Improving Advance Care Planning by Accommodating Family Preferences

Abstract
Context: Family members often lack the knowledge of patients' values and preferences needed to function well as surrogate decision-makers. Objective: To determine whether differences in values and preferences for the advance care planning process may be reasons family members are inadequately informed to act as surrogates. Design: Face-to-face and telephone surveys using structured questionnaires. Participants: Two hundred forty-two pairs of dialysis patients and their designated surrogates. Main Outcome Measures: Content and number of end-of-life care discussions; patient and surrogate attitudes toward having patients express preferences explicitly; factors most important to surrogates in decision making; and within-pair agreement about the values of suffering and certainty. Results: Ninety percent of patients designated a family member as their surrogate. In most cases, having more conversations about end-of-life issues did not increase surrogate knowledge of patients' values or preferences. Surrogates wanted written and oral instructions more often than patients wanted to provide them (62% vs. 39%, p < 0.001).
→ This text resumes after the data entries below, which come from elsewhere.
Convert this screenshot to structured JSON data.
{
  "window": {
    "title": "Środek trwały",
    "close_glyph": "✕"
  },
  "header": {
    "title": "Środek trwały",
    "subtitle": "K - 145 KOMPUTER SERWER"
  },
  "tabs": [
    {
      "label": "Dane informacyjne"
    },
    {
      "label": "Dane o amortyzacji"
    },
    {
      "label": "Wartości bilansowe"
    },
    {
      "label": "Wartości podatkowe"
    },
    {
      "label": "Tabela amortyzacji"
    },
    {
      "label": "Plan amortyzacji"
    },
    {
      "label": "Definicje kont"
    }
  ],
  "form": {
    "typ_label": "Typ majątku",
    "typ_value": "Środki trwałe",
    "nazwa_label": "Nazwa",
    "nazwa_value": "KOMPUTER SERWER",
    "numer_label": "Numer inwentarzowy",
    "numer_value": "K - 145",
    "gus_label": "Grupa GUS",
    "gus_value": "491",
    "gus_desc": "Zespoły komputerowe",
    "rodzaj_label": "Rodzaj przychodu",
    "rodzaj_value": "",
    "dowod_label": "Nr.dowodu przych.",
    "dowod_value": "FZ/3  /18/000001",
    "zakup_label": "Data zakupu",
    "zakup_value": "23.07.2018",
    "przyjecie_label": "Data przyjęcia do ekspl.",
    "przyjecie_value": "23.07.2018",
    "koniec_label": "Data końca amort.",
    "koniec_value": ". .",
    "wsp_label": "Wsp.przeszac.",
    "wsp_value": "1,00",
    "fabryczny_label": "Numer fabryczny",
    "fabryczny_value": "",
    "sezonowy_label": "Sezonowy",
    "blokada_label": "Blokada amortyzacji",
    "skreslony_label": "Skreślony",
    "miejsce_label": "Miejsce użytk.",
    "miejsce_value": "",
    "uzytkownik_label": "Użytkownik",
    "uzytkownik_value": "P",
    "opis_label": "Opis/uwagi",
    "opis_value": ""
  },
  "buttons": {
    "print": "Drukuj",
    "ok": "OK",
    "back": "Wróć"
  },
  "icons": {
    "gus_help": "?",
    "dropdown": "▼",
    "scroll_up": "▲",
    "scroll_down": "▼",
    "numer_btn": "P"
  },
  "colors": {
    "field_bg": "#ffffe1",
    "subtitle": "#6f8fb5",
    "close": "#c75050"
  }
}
Knowing the patient's wish to stop treatment in the present condition was more important to most surrogates than the physician's recommendation to stop treatment (62% vs. 45 %, p < 0.001). Compared to patients, surrogates were less likely to want to prolong the patient's life if it entailed suffering (12% vs. 23%, p < 0.01) and were more concerned about being certain before stopping life-sustaining treatments (85% vs. 77%, p < 0.02). Conclusions: Differences in preferences for the advance care planning process between patients and their surrogates and failure to discuss specific end-of-life values and preferences may explain why surrogates often lack information needed to serve as surrogate decision-makers.